En cuanto al profeta que profetiza cosas buenas, verificado que se haya su profecía, será reconocido como profeta realmente enviado por Yahvé.”
10 Toen nam de profeet Hananja het juk van den hals van den profeet Jeremia, en verbrak het.
Entonces el profeta Hananías tomó el yugo del cuello del profeta Jeremías y lo rompió.
11 En Hananja sprak voor de ogen des gansen volks, zeggende: Zo zegt de HEERE: Alzo zal Ik verbreken het juk van Nebukadnezar, den koning van Babel, in nog twee volle jaren, van den hals al der volken. En de profeet Jeremia ging zijns weegs.
Y habló Hananías delante de todo el pueblo, diciendo: “Esto dice Yahvé: De la misma manera romperé Yo, dentro de dos años, el yugo de Nabucodonosor, rey de Babilonia, que está sobre el cuello de todos los pueblos.” Y el profeta Jeremías se fue por su camino.

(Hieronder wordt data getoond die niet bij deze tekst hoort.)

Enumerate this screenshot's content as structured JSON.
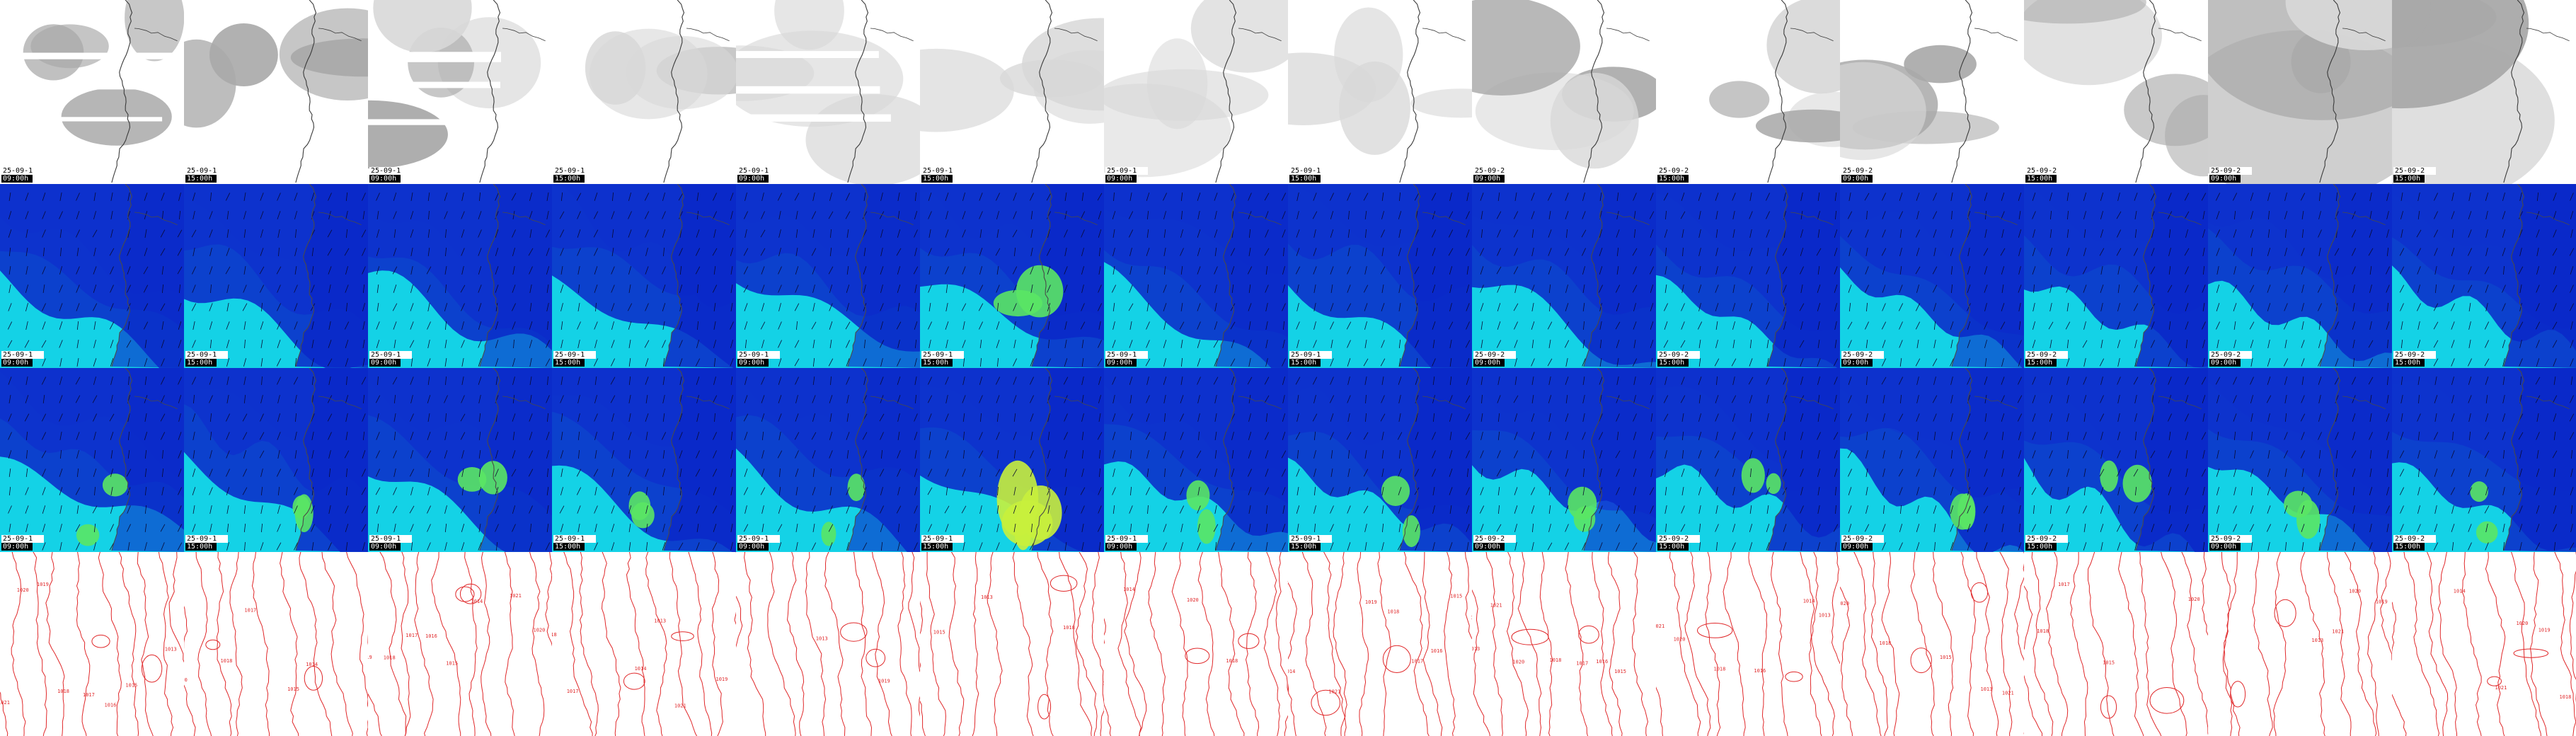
{
  "colors": {
    "cloud_clear": "#ffffff",
    "cloud_light": "#d8d8d8",
    "cloud_dense": "#a9a9a9",
    "wind_calm": "#0a28c8",
    "wind_low": "#1e64e6",
    "wind_mid": "#28a0f0",
    "wind_high": "#14d2e6",
    "wind_peak": "#5ae664",
    "wind_extreme": "#c8f03c",
    "isobar": "#e0282a",
    "coastline": "#202020"
  },
  "rows": [
    {
      "product": "cloud-cover",
      "icon": "cloud-map-icon"
    },
    {
      "product": "wind-10m",
      "icon": "wind-map-icon"
    },
    {
      "product": "wind-gust",
      "icon": "wind-gust-map-icon"
    },
    {
      "product": "sea-level-pressure",
      "icon": "isobar-map-icon"
    }
  ],
  "panels": [
    {
      "date": "25-09-1",
      "time": "09:00h"
    },
    {
      "date": "25-09-1",
      "time": "15:00h"
    },
    {
      "date": "25-09-1",
      "time": "09:00h"
    },
    {
      "date": "25-09-1",
      "time": "15:00h"
    },
    {
      "date": "25-09-1",
      "time": "09:00h"
    },
    {
      "date": "25-09-1",
      "time": "15:00h"
    },
    {
      "date": "25-09-1",
      "time": "09:00h"
    },
    {
      "date": "25-09-1",
      "time": "15:00h"
    },
    {
      "date": "25-09-2",
      "time": "09:00h"
    },
    {
      "date": "25-09-2",
      "time": "15:00h"
    },
    {
      "date": "25-09-2",
      "time": "09:00h"
    },
    {
      "date": "25-09-2",
      "time": "15:00h"
    },
    {
      "date": "25-09-2",
      "time": "09:00h"
    },
    {
      "date": "25-09-2",
      "time": "15:00h"
    }
  ],
  "isobar_labels": [
    "1021",
    "1020",
    "1019",
    "1018",
    "1017",
    "1016",
    "1015",
    "1014",
    "1013"
  ]
}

12 Doch des HEEREN woord geschiedde tot Jeremia (nadat de profeet Hananja het juk van den hals van den profeet Jeremia verbroken had), zeggende:
Después que Hananías hubo roto el yugo que estaba, sobre el cuello del profeta Jeremías, llegó a este la palabra de Yahvé que decía:
13 Ga henen en spreek tot Hananja, zeggende: Zo zegt de HEERE: Houten jukken hebt gij verbroken, nu zult gij in plaats van die ijzeren jukken maken.

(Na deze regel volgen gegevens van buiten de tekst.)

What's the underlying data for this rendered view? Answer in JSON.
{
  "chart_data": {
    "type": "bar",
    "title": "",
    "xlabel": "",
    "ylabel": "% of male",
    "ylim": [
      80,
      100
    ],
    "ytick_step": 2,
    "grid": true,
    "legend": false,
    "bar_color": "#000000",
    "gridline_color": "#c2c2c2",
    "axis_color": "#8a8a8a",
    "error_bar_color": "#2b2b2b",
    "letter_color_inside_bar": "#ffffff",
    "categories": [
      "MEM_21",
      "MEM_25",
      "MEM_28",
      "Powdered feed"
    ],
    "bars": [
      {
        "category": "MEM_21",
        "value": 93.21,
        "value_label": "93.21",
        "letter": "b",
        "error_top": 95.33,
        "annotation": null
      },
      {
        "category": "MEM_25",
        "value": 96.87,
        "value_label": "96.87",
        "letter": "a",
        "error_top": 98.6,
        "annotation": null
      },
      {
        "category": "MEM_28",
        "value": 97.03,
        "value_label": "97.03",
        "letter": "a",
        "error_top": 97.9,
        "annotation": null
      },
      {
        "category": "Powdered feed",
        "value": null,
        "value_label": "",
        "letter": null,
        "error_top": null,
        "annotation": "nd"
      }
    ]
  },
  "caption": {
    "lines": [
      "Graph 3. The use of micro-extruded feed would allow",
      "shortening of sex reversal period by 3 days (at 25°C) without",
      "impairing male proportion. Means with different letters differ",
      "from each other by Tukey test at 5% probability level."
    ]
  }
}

“Anda y dile esto a Hananías: Así dice Yahvé: Has quebrado un yugo de madera, pero en su lugar has hecho un yugo de hierro.

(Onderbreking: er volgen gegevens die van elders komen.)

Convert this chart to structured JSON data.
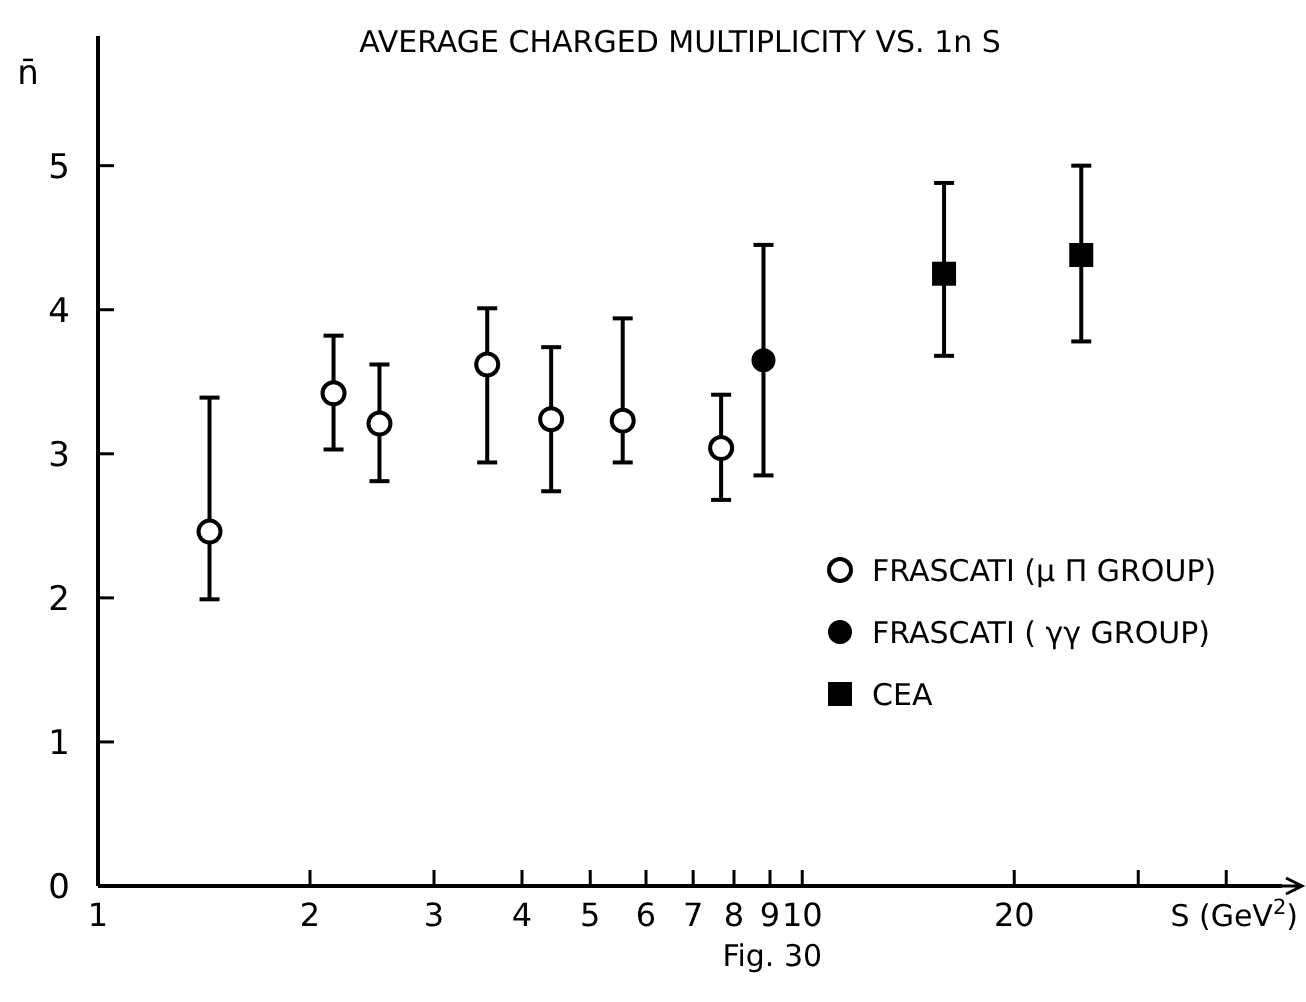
{
  "chart_data": {
    "type": "scatter",
    "title": "AVERAGE CHARGED MULTIPLICITY  VS. 1n S",
    "xlabel": "S (GeV$^{2}$)",
    "ylabel": "n̄",
    "log": "x",
    "xlim": [
      1,
      48
    ],
    "ylim": [
      0,
      5.9
    ],
    "xticks": [
      1,
      2,
      3,
      4,
      5,
      6,
      7,
      8,
      9,
      10,
      20,
      {
        "value": 30,
        "label": null
      },
      {
        "value": 40,
        "label": null
      }
    ],
    "yticks": [
      0,
      1,
      2,
      3,
      4,
      5
    ],
    "grid": false,
    "legend": "right",
    "series": [
      {
        "name": "FRASCATI (μ Π  GROUP)",
        "color": "#ffffff",
        "marker": "circle",
        "x": [
          1.44,
          2.16,
          2.51,
          3.57,
          4.4,
          5.56,
          7.67
        ],
        "values": [
          2.46,
          3.42,
          3.21,
          3.62,
          3.24,
          3.23,
          3.04
        ],
        "errors": [
          [
            1.99,
            3.39
          ],
          [
            3.03,
            3.82
          ],
          [
            2.81,
            3.62
          ],
          [
            2.94,
            4.01
          ],
          [
            2.74,
            3.74
          ],
          [
            2.94,
            3.94
          ],
          [
            2.68,
            3.41
          ]
        ]
      },
      {
        "name": "FRASCATI ( γγ GROUP)",
        "color": "#000000",
        "marker": "circle",
        "x": [
          8.81
        ],
        "values": [
          3.65
        ],
        "errors": [
          [
            2.85,
            4.45
          ]
        ]
      },
      {
        "name": "CEA",
        "color": "#000000",
        "marker": "square",
        "x": [
          15.9,
          24.9
        ],
        "values": [
          4.25,
          4.38
        ],
        "errors": [
          [
            3.68,
            4.88
          ],
          [
            3.78,
            5.0
          ]
        ]
      }
    ],
    "annotations": [
      "Fig. 30"
    ]
  }
}
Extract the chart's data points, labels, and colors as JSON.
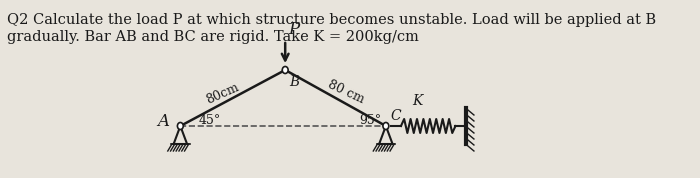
{
  "bg_color": "#e8e4dc",
  "text_q2": "Q2 Calculate the load P at which structure becomes unstable. Load will be applied at B",
  "text_line2": "gradually. Bar AB and BC are rigid. Take K = 200kg/cm",
  "title_fontsize": 10.5,
  "fig_width": 7.0,
  "fig_height": 1.78,
  "angle_A": "45°",
  "angle_C": "95°",
  "label_AB": "80cm",
  "label_BC": "80 cm",
  "label_P": "P",
  "label_A": "A",
  "label_B": "B",
  "label_C": "C",
  "label_K": "K",
  "line_color": "#1a1a1a",
  "dashed_color": "#555555"
}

14 Want zo zegt de HEERE der heirscharen, de God Israels: Ik heb een ijzeren juk gedaan aan den hals van al deze volken, om Nebukadnezar, den koning van Babel, te dienen, en zij zullen hem dienen; ja, Ik heb hem ook het gedierte des velds gegeven.
Porque así dice Yahvé de los ejércitos, el Dios de Israel: Yo he puesto un yugo de hierro sobre el cuello de todos estos pueblos para que estén sujetos a Nabucodonosor, rey de Babilonia, y le servirán. Hasta los animales del campo le he dado.”
15 En de profeet Jeremia zeide tot den profeet Hananja: Hoor nu, Hananja! de HEERE heeft u niet gezonden, maar gij hebt gemaakt, dat dit volk op leugen vertrouwt.
Y dijo el profeta Jeremías a Hananías profeta: “Escucha, Hananías, Yahvé no te ha enviado, y tú has hecho que este pueblo confíe en la mentira.
16 Daarom, zo zegt de HEERE: Zie, Ik zal u wegwerpen van den aardbodem; dit jaar zult gij sterven, omdat gij een afval gesproken hebt tegen den HEERE.
Por lo cual, así dice Yahvé: He aquí que te voy a quitar de sobre la tierra; este mismo año morirás, por cuanto has predicado la rebelión contra Yahvé.”
17 Alzo stierf de profeet Hananja in datzelfde jaar, in de zevende maand.
En efecto, murió el profeta Hananías aquel mismo año, en el séptimo mes.